Friday, January 06, 2017

Masculinity and jobs ... with a p*y-grabbing president

Trying to get people--students, in particular--appreciate the urgency in understanding what masculinity means in the 21st century has been a frustrating failure for me, and yet I try again and again.

This issue of masculinity is extremely important because so many of our public policies, and social mores, depend on how much we are ready and willing to redefine a new masculinity that will be appropriate for the contemporary times and into the future.

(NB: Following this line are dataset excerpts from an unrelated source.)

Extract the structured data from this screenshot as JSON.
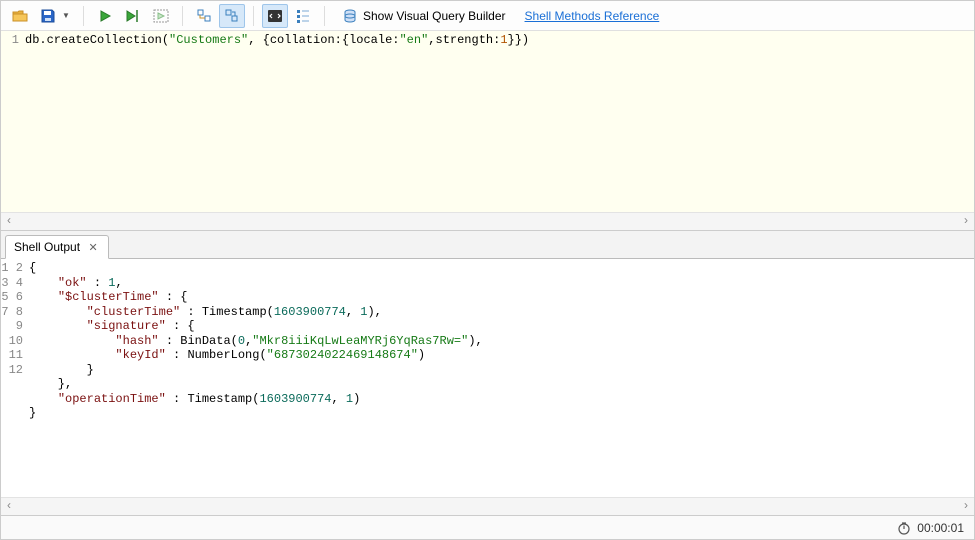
{
  "toolbar": {
    "show_vqb_label": "Show Visual Query Builder",
    "shell_ref_label": "Shell Methods Reference"
  },
  "editor": {
    "line_numbers": [
      "1"
    ],
    "code": {
      "prefix": "db.createCollection(",
      "arg1": "\"Customers\"",
      "mid": ", {collation:{locale:",
      "loc": "\"en\"",
      "mid2": ",strength:",
      "num": "1",
      "suffix": "}})"
    }
  },
  "tabs": [
    {
      "label": "Shell Output"
    }
  ],
  "output": {
    "line_numbers": [
      "1",
      "2",
      "3",
      "4",
      "5",
      "6",
      "7",
      "8",
      "9",
      "10",
      "11",
      "12"
    ],
    "l1": "{",
    "l2_key": "\"ok\"",
    "l2_sep": " : ",
    "l2_val": "1",
    "l2_end": ",",
    "l3_key": "\"$clusterTime\"",
    "l3_sep": " : {",
    "l4_key": "\"clusterTime\"",
    "l4_sep": " : Timestamp(",
    "l4_a": "1603900774",
    "l4_c": ", ",
    "l4_b": "1",
    "l4_end": "),",
    "l5_key": "\"signature\"",
    "l5_sep": " : {",
    "l6_key": "\"hash\"",
    "l6_sep": " : BinData(",
    "l6_a": "0",
    "l6_c": ",",
    "l6_s": "\"Mkr8iiiKqLwLeaMYRj6YqRas7Rw=\"",
    "l6_end": "),",
    "l7_key": "\"keyId\"",
    "l7_sep": " : NumberLong(",
    "l7_s": "\"6873024022469148674\"",
    "l7_end": ")",
    "l8": "        }",
    "l9": "    },",
    "l10_key": "\"operationTime\"",
    "l10_sep": " : Timestamp(",
    "l10_a": "1603900774",
    "l10_c": ", ",
    "l10_b": "1",
    "l10_end": ")",
    "l11": "}",
    "l12": ""
  },
  "status": {
    "elapsed": "00:00:01"
  }
}
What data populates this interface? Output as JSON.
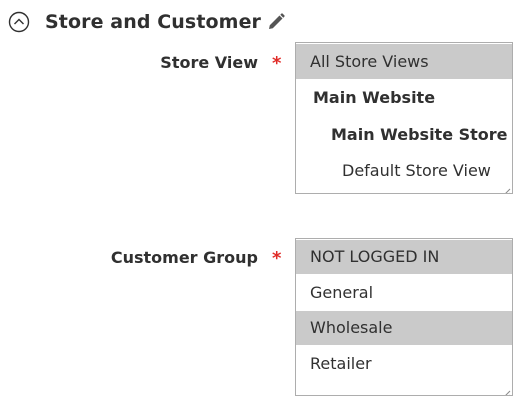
{
  "section": {
    "title": "Store and Customer",
    "collapse_icon": "circle-chevron-up-icon",
    "edit_icon": "pencil-icon"
  },
  "store_view": {
    "label": "Store View",
    "required_mark": "*",
    "options": [
      {
        "label": "All Store Views",
        "selected": true,
        "bold": false,
        "level": 0
      },
      {
        "label": "Main Website",
        "selected": false,
        "bold": true,
        "level": 1
      },
      {
        "label": "Main Website Store",
        "selected": false,
        "bold": true,
        "level": 2
      },
      {
        "label": "Default Store View",
        "selected": false,
        "bold": false,
        "level": 3
      }
    ]
  },
  "customer_group": {
    "label": "Customer Group",
    "required_mark": "*",
    "options": [
      {
        "label": "NOT LOGGED IN",
        "selected": true
      },
      {
        "label": "General",
        "selected": false
      },
      {
        "label": "Wholesale",
        "selected": true
      },
      {
        "label": "Retailer",
        "selected": false
      }
    ]
  },
  "colors": {
    "required": "#e02b27",
    "selected_option_bg": "#cacaca",
    "border": "#adadad",
    "text": "#303030"
  }
}
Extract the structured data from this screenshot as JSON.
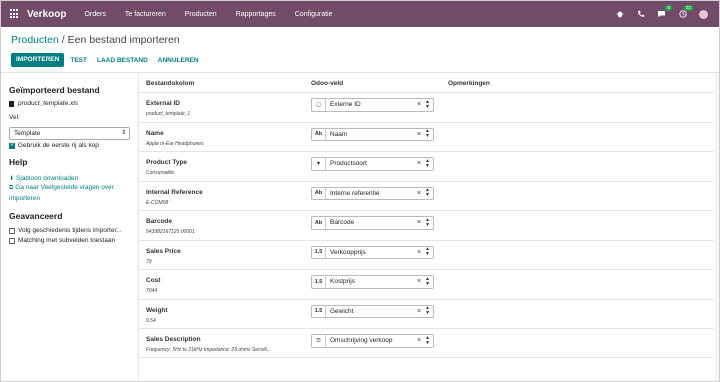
{
  "navbar": {
    "brand": "Verkoop",
    "menu": [
      "Orders",
      "Te factureren",
      "Producten",
      "Rapportages",
      "Configuratie"
    ],
    "messages_count": "5",
    "activities_count": "22"
  },
  "breadcrumb": {
    "parent": "Producten",
    "separator": "/",
    "current": "Een bestand importeren"
  },
  "buttons": {
    "import": "IMPORTEREN",
    "test": "TEST",
    "load_file": "LAAD BESTAND",
    "cancel": "ANNULEREN"
  },
  "sidebar": {
    "imported_title": "Geïmporteerd bestand",
    "file_name": "product_template.xls",
    "tab_label": "Vel:",
    "tab_value": "Template",
    "first_row_header": "Gebruik de eerste rij als kop",
    "help_title": "Help",
    "download_template": "Sjabloon downloaden",
    "faq": "Ga naar Veelgestelde vragen over importeren",
    "advanced_title": "Geavanceerd",
    "track_history": "Volg geschiedenis tijdens importer...",
    "match_subfields": "Matching met subvelden toestaan"
  },
  "table": {
    "headers": {
      "column": "Bestandskolom",
      "odoo_field": "Odoo-veld",
      "comments": "Opmerkingen"
    },
    "rows": [
      {
        "name": "External ID",
        "sample": "product_template_1",
        "icon": "◻",
        "field": "Externe ID"
      },
      {
        "name": "Name",
        "sample": "Apple In-Ear Headphones",
        "icon": "Ab",
        "field": "Naam"
      },
      {
        "name": "Product Type",
        "sample": "Consumable",
        "icon": "▼",
        "field": "Productsoort"
      },
      {
        "name": "Internal Reference",
        "sample": "E-COM08",
        "icon": "Ab",
        "field": "Interne referentie"
      },
      {
        "name": "Barcode",
        "sample": "543982167125.00001",
        "icon": "Ab",
        "field": "Barcode"
      },
      {
        "name": "Sales Price",
        "sample": "79",
        "icon": "1.5",
        "field": "Verkoopprijs"
      },
      {
        "name": "Cost",
        "sample": "7044",
        "icon": "1.5",
        "field": "Kostprijs"
      },
      {
        "name": "Weight",
        "sample": "9.54",
        "icon": "1.5",
        "field": "Gewicht"
      },
      {
        "name": "Sales Description",
        "sample": "Frequency: 5Hz to 21kHz Impedance: 23 ohms Sensiti...",
        "icon": "☰",
        "field": "Omschrijving verkoop"
      }
    ]
  }
}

Even in this blog, I have forever been talking about it.  There is a thread of "save the males," for instance.  Right?  Or, consider that just a couple of months ago, I quoted the following:
Succeeding in the new economy and culture may well require rethinking conventional ideas about masculinity.
Which is why I find nothing new when I read in the NY Times:
Much of men’s resistance to pink-collar jobs is tied up in the culture of masculinity, say people who study the issue. Women are assumed to be empathetic and caring; men are supposed to be strong, tough and able to support a family.
“Traditional masculinity is standing in the way of working-class men’s employment, and I think it’s a problem,” said Andrew Cherlin, a sociologist and public policy professor at Johns Hopkins and author of “Labor’s Love Lost: The Rise and Fall of the Working-Class Family in America.”
“We have a cultural lag where our views of masculinity have not caught up to the change in the job market,” he said.
Seriously, tell me something that I have not been saying for years now!
 One solution is for the men who have lost jobs in factories to become health aides. But while more than a fifth of American men aren’t working, they aren’t running to these new service-sector jobs. Why? They require very different skills, and pay a lot less.
They’re also seen as women’s work, which has always been devalued in the American labor market. ...
“It’s not that they couldn’t become a health worker, it’s that people have backward views of what their identity is.”
Unfortunate that quite a few men (and women) are holding on to some outdated definitions of "real men."
It’s no surprise, then, that Donald J. Trump appealed to men who feel this way — not just his promises to bring back factory jobs, but also his machismo.  
If only many more had understood that masculinity does not mean grabbing pussies!

2 comments:

Ramesh said...

Been here before. I don't see the masculinity issues as starkly as you do, at least from this part of the world. Those old stereotypes of men have long gone.

Sriram Khé said...

"at least from this part of the world. Those old stereotypes of men have long gone."

I disagree. The old sexist stereotypes are alive and flourishing in the old country, even more than here. The social rigidity has been relaxed and that too only a tad in a few corners of a few cities. The rest of the vast 1.2 billions continue to believe and practice stereotypes of men and women in families and societies.